Sin embargo, Bai Jiawei no podía decir nada de esto en voz alta. Después de todo, He Xinyan era la legítima heredera de la empresa. Todos los accionistas la apoyarían, y si él se negaba, pondría en peligro su posición y poder.
Li Huiran apretó los labios y no pudo contenerse más.
—¡Yuyan también debería ir! —soltó de repente.

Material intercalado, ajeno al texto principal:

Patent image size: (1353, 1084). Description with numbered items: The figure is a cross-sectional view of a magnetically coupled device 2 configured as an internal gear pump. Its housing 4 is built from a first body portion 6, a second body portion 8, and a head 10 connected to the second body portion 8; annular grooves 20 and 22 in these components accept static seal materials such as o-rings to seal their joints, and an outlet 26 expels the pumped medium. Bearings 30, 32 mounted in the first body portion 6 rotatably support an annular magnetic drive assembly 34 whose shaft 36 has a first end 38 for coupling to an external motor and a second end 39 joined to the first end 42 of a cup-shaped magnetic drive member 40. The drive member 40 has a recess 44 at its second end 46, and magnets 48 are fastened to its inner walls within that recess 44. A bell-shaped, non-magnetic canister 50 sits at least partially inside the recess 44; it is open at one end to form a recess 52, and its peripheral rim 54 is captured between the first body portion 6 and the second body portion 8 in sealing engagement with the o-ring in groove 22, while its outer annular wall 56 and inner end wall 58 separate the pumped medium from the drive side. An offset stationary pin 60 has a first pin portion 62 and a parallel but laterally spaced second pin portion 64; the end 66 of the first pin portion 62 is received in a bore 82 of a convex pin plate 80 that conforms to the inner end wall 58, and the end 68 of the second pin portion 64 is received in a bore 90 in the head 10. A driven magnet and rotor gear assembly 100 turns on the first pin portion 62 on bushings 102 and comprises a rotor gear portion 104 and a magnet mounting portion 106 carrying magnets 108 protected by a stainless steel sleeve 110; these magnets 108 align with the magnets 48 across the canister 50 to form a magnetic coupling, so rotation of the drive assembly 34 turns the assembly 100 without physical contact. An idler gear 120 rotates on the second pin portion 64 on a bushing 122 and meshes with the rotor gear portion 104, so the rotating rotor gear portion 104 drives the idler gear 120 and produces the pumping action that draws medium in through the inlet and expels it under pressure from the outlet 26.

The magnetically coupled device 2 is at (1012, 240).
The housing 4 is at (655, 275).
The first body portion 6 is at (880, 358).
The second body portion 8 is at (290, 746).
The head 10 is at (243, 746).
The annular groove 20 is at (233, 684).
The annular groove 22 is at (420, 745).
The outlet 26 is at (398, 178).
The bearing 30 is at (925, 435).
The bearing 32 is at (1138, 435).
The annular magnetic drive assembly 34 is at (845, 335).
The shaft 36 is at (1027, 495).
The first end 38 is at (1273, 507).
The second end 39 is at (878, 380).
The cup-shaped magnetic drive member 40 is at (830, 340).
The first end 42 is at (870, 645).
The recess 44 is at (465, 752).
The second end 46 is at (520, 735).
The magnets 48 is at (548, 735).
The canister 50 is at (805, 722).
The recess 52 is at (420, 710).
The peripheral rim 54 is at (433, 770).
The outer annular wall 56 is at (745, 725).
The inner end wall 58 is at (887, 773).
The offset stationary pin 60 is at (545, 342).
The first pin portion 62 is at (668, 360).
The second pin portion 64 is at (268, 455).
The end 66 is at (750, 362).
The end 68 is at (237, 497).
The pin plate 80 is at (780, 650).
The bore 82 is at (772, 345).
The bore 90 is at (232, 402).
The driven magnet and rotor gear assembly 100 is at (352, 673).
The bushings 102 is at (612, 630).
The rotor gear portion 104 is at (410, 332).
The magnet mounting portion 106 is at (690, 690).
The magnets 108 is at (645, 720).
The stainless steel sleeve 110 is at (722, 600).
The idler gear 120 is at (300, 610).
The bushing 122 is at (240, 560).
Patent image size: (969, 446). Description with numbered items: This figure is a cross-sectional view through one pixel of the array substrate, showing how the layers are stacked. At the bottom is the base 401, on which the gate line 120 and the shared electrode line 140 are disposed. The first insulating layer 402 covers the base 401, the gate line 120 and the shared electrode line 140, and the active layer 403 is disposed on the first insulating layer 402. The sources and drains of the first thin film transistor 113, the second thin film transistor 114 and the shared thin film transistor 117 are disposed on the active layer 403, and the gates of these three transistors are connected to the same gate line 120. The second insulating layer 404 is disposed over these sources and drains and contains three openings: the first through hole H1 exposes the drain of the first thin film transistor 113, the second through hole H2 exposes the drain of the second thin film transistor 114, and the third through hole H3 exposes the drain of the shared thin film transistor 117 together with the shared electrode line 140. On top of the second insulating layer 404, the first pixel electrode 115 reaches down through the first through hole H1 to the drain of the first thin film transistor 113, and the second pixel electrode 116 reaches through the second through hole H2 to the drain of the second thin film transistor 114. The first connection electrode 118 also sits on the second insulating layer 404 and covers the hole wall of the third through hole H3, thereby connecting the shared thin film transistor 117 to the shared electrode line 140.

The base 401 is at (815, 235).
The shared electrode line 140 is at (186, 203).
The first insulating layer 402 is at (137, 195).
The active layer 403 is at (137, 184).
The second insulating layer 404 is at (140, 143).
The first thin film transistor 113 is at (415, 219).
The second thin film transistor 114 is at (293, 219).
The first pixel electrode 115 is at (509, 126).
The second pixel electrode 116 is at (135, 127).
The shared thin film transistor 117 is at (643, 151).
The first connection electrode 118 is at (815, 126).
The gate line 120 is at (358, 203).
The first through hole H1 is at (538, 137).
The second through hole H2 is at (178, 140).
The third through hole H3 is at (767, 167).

Todos miraron a Li Huiran, excepto Gu Yechen, cuyos ojos seguían fijos en He Xinyan.
Li Huiran sonrió y dio un paso adelante.
—Después de todo, Yuyan también es tu hija. Será bueno para ella obtener experiencia en la empresa. Es malo para ella quedarse en casa todo el día, y la industria del entretenimiento no es adecuada para ella. ¡Podría aprender uniéndose a la empresa como becaria!
—No —dijo Bai Jiawei inmediatamente—. Lo único que hará será avergonzarse a sí misma.